14Le groupe social des employés était donc numériquement limité dans un pays qui en 1887 avait 17,5 millions d’habitants (Espagne péninsulaire). Toutefois, leur poids social était infiniment supérieur, en particulier dans le contexte de forte mobilisation politique pour conserver ou conquérir le pouvoir qui caractérise le pays jusqu’en 1875. Il formait une part importante de la clase media : « l’immense majorité de ce que l’on appelle la clase media, surtout dans les grandes villes, est composée d’employés publics28 ». Ce groupe social est décrit par le libéralisme conquérant de la première moitié du XIXe siècle comme la colonne vertébrale de la nouvelle société. On pouvait lire dans un numéro de 1837 d’El eco del Comercio : « Ce n’est que dans la clase media que l’on rencontre le désir de progrès, qui s’appuie sur la capacité et est tempéré par l’esprit d’ordre accompagnant la propriété et les lumières29 ».
15Ce groupe alphabétisé doté de capacité d’encadrement a été déchiré par les luttes politiques, mais partageait un certain nombre de conceptions sur sa place et son rôle social, marqués par l’émergence d’un fort esprit de corps et par une solidarité entre ses membres. Pour ces raisons, aucun des pouvoirs politiques ne pouvait courir le risque de se l’aliéner complètement et toutes tentatives pour exclure collectivement les employés perçus comme des ennemis du pouvoir se soldèrent par des échecs. Ferdinand VII a été le plus loin dans cette volonté lors de la restauration de 1823 qui ouvre la plus grande épuration administrative que le pays ait connue jusqu’au franquisme. Il y est en grande partie parvenu dans l’armée, mais au final a échoué dans l’administration civile où la force de l’esprit de corps a limité les effets de la vengeance politique30.
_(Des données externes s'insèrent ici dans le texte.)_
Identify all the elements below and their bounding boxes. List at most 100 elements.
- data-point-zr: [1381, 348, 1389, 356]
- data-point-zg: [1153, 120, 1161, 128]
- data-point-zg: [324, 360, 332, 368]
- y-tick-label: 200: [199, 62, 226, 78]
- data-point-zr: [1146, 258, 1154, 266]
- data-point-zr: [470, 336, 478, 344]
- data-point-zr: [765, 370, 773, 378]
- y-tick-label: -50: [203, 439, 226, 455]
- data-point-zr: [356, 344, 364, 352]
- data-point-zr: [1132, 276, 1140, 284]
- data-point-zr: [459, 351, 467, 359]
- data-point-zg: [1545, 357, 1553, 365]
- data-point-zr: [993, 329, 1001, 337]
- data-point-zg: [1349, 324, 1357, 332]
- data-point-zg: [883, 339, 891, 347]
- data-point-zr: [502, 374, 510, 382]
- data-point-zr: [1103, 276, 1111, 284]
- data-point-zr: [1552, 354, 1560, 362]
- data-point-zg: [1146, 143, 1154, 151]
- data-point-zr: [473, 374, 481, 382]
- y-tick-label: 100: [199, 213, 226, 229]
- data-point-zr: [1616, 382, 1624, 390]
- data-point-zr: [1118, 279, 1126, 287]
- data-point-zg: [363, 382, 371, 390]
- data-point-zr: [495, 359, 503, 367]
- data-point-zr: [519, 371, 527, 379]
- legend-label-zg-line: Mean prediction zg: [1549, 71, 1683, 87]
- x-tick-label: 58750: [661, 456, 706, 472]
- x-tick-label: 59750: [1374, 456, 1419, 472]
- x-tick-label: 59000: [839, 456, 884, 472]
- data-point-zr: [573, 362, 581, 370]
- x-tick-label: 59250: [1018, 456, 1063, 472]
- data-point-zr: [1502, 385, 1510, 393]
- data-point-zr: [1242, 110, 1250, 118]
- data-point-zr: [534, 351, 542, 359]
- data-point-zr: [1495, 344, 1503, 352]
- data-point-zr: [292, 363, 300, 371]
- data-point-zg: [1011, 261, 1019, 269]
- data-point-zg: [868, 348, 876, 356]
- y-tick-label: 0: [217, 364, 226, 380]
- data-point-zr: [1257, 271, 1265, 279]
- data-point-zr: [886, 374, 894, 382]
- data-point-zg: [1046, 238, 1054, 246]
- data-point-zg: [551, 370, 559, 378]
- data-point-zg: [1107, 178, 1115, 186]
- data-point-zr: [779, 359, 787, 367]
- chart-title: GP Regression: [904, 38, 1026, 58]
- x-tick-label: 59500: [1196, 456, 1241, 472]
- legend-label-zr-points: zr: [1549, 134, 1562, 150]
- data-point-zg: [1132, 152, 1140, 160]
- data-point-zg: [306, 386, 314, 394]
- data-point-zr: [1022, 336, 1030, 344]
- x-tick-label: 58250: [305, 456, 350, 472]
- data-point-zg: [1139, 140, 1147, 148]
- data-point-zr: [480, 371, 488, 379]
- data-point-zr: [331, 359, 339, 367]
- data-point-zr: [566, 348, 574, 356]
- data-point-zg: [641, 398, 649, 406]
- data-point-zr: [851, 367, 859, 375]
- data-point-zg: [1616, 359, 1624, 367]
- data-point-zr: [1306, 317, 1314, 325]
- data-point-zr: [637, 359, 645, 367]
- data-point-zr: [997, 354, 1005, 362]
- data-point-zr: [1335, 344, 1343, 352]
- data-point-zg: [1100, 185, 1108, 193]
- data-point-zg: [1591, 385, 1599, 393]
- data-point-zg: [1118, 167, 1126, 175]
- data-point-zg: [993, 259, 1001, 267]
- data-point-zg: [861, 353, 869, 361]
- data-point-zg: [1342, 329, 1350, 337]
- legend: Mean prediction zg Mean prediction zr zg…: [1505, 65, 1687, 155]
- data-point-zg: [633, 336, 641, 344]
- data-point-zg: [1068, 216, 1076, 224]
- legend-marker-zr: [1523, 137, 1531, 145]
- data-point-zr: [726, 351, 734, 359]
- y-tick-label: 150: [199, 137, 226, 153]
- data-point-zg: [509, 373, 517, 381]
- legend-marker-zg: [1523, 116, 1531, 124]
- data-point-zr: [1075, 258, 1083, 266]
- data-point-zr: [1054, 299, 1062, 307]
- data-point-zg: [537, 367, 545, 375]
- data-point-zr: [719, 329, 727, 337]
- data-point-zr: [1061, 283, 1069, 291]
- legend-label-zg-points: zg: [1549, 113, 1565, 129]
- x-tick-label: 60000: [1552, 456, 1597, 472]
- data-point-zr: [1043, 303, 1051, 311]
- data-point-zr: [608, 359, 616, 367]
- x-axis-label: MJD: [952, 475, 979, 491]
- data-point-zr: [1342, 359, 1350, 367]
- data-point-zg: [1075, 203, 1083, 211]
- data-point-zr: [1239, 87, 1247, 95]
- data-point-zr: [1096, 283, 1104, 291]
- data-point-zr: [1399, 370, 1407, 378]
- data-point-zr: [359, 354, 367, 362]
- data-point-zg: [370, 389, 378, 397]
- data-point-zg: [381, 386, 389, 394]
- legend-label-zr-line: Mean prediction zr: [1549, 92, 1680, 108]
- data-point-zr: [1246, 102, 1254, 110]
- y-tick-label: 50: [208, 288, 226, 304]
16La résistance collective dont font preuve les employés quand le pouvoir politique tente de déstabiliser le groupe repose sur une conception sociale de l’emploi public qui assimile celui-ci à une propriété. Les débats qui ont eu lieu dès l’exclusion des joséphins en 1813 s’en sont fait clairement l’écho. En 1824, le procureur du Conseil de Castille est obligé de justifier la destitution des employés indésirables politiquement en affirmant : « Il convient de faire disparaître l’idée fausse selon laquelle les emplois sont réputés être une propriété et que le renvoi des employés soit l’objet d’un litige entre le gouvernement et les intéressés31 ». Pourtant, le vocabulaire employé traduisait le contraire avec le maintien de l’expression de Real nombramiento en propiedad pour une part importante de ce que l’on désignerait aujourd’hui sous le nom de moyenne et haute fonction publique d’État. Quarante ans plus tard, cette conception n’avait pas encore disparu. En effet, en dénonçant un décret qui justifiait le refus de la sécurité de l’emploi pour les employés de l’État, Marcelino Alcubilla affirmait : « Il faut considérer d’une certaine manière les emplois comme une propriété de celui qui a obtenu une nomination légitime32 ».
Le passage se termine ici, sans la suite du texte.